While I use to talk to you daily after your untimely passing, I kinda drifted off. Not exactly sure why as it was always comforting to talk to you. It felt like you were so close. I think in some ways I did not think you were dead. As if I really knew what that meant anyway. You were gone and everyone was sad but I always felt you.
Once I grewed up I think I resented you for just fucking dying. Especially because my last words to and about you were “he is lying, make him go to Sunday School. He just wants to stay home and bug me.” You went to Sunday school and I never saw you again. I always comforted myself with the idea if you would have fainted at home. I would not know what to do so maybe it was better that you went.
However mom and dad were so sad, to survive they kinda dissappeared you. You were removed from photo albums, and home movies. The only picture that remained was the one of you in that plaid shirt. Somehow as I aged I thought life was a bit of a cruel joke. I mean you went off to Sunday School and fainted and died, after I was an annoying sister. What the fuck dude!
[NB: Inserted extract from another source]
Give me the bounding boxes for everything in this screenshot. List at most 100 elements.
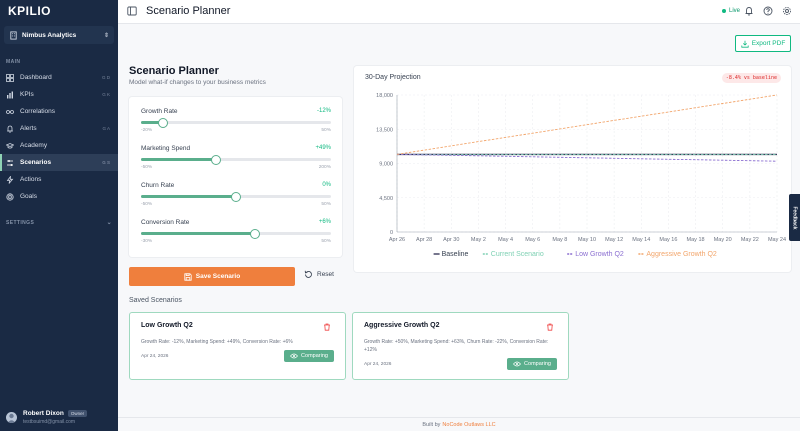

I am finally ready to forgive you, the goddess and myself for you just dying. I think in some ways I needed to wait until mom and dad could be with you again. As you really made them sad. While we never talked about your death and you did not have an open casket, I finally made it to therapy. After dad died I went to therapy and finally talked and talked about how your death made me feel. I might even be healthy now. I mean it comes and goes. Some days I still find the angry teenager in my sole, until I stoke my hair, and whisper Its okay, its all okay. David did what he needed to do.
It still sort of boggles my mind.
However I then remember how nice it was being your sister for 4 years. Instead of focusing on your departure, I want to thank you for being my little bro. You helped me realize I need to say the good stuff. I love pondering on the good stuff, it makes me feel good. There are kind people doing acts of kindness all the time. I will remember to see and be kindness. Thank you, Bro.